Ainda no que se refere à mencionada ADI nº 5774/2020, salienta-se que, por meio da Nota Técnica 230/2020 (Doc. 12561732 - SEI 1510.01.0046181/2020-35), o CONTRAN concluiu que a matéria tratada na ADI nº 5774/2020 já é devidamente regulamentada pelo órgão, cabendo aos Departamentos de Trânsito nos Estados cumprir com as normas regulamentares do CONTRAN sobre o assunto, a fim de garantir as prestações do serviço mencionado, conforme conclusão abaixo:

 

"Diante do exposto, em que pese o pedido de providências, materializado no Requerimento nº 4.223/2019 da Assembléia Legislativa do Estado de Minas Gerais, para que o CONTRAN viabilize a adequação da decisão do STF (ADInº 5774/MG), "que concluiu pela inconstitucionalidade da Lei Estadual n° 20.805/2013, que dispõe sobre o credenciamento de clínicas médicas e psicológicas, bem como de fabricantes de placas e tarjetas de veículos, de forma que sejam garantidos valores justos e acessíveis para aquisição dessas placas, pelos cidadãos mineiros", a Coordenação-Geral de Apoio Técnico e Fiscalização (CGATF) esclarece que a União, por meio do Conselho Nacional de Trânsito (CONTRAN), já regulamentou a prestação de serviços e o necessário credenciamento de clínicas médicas e psicológicas, bem como de fabricantes de placas e tarjetas de veículos, respectivamente, na Resolução CONTRAN nº 425, de 27 de novembro de 2012 e na Resolução CONTRAN nº 780, de 26 de junho de 2019.
Neste sentido, devem os órgãos e entidades executivos de trânsito, os DETRAN, observar, no âmbito das Unidades Federativas, as normas regulamentares expedidas pelo CONTRAN, a fim de garantir as prestações de serviços supramencionadas. Desta feita, entende-se que a manifestação contida no Requerimento nº 4.223/2019, da Assembléia Legislativa do Estado de Minas Gerais, juntamente com a manifestação do DENATRAN, devem ser encaminhadas para atendimento por parte do DETRAN/MG."

 

Constata-se, portanto, que o Estado de Minas Gerais/DETRAN-MG não pode limitar os referidos credenciamentos com base no número de eleitores, uma vez que a competência para legislar sobre as matérias de trânsito é exclusiva da União, sendo que esta, por meio do Conselho Nacional de Trânsito (CONTRAN), já regulamentou a prestação do serviço e o necessário credenciamento de clínicas médicas e psicológicas por meio da Resolução CONTRAN nº 425, de 27 de novembro de 2012.
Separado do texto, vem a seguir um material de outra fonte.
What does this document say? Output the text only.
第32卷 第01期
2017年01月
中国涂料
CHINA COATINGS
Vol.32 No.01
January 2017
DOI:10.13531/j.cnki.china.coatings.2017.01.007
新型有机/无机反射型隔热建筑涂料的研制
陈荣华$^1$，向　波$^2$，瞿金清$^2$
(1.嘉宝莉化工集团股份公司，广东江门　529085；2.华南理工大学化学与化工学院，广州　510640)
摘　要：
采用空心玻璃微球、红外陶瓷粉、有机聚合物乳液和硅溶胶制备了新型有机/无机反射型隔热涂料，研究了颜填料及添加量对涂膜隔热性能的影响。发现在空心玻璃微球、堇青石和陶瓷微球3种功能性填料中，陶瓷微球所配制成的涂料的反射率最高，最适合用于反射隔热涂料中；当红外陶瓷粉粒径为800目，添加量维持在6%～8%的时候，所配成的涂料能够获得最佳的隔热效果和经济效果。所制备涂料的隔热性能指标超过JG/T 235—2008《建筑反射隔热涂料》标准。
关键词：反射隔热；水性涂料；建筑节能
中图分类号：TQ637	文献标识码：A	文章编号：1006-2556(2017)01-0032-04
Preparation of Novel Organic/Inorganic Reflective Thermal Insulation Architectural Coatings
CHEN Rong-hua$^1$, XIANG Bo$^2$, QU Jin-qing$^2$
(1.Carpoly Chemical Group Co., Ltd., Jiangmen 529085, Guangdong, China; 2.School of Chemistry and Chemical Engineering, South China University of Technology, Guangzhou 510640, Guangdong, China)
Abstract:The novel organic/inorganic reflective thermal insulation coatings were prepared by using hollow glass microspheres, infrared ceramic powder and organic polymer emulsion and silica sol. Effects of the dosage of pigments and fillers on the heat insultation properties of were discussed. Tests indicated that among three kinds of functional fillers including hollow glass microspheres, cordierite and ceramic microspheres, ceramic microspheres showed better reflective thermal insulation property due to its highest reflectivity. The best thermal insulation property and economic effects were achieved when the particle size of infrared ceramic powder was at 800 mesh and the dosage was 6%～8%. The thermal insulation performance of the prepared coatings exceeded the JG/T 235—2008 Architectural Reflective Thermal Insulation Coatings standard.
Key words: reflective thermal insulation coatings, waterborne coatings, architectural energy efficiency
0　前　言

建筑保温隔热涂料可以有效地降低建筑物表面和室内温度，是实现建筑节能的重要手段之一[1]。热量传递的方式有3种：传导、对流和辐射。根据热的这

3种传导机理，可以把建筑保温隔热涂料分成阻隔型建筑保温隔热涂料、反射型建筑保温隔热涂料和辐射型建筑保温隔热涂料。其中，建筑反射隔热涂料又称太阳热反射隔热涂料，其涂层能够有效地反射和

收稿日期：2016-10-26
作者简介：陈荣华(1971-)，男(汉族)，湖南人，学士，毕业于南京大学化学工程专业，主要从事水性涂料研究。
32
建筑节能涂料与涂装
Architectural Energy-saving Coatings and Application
De igual modo, destaca-se que na Ação Civil Pública Cível, processo nº 5068900-45.2017.8.13.0024, que tramitou na 5ª Vara da Fazenda Pública e Autarquias da Comarca de Belo Horizonte/MG, foi proferida decisão judicial que "JULGO PROCEDENTE o pedido formulado pelo MINISTÉRIO PÚBLICO DO ESTADO face o ESTADO DE MINAS GERIAS, declarando a nulidade dos artigos 7º e 8º do Decreto Estadual 45.762/2011, para impor à Administração Estadual a obrigação de não fazer, consistente em abster-se de estabelecer limite quantitativo de qualquer espécie para o credenciamento de novos CFC - Centros de Formação de Condutores e de “Entidades” privadas dedicadas à formação de condutores de veículos automotores e de profissionais que exerçam atividades de formação de instrutor de trânsito, diretor geral e diretor de ensino para CFC ́s e examinadores de trânsito no território estadual".

Em relação ao acordo firmado com o Ministério Público do Estado de Minas Gerais, em razão do Inquérito Civil Público nº 0024.08.000123-3, instaurado com vistas a apurar a existência de supostas irregularidades no credenciamento de Clínicas de Exames Médicos e Psicológicos, este foi arquivado ante a celebração de um Protocolo de Intenções que acabou por disciplinar os contornos gerais dos procedimentos relacionados à forma de credenciamento e recredenciamento destas clínicas, fixando as diretrizes gerais relacionadas ao credenciamento e recredenciamento de Clínicas de Exames Médicos e Psicológicos.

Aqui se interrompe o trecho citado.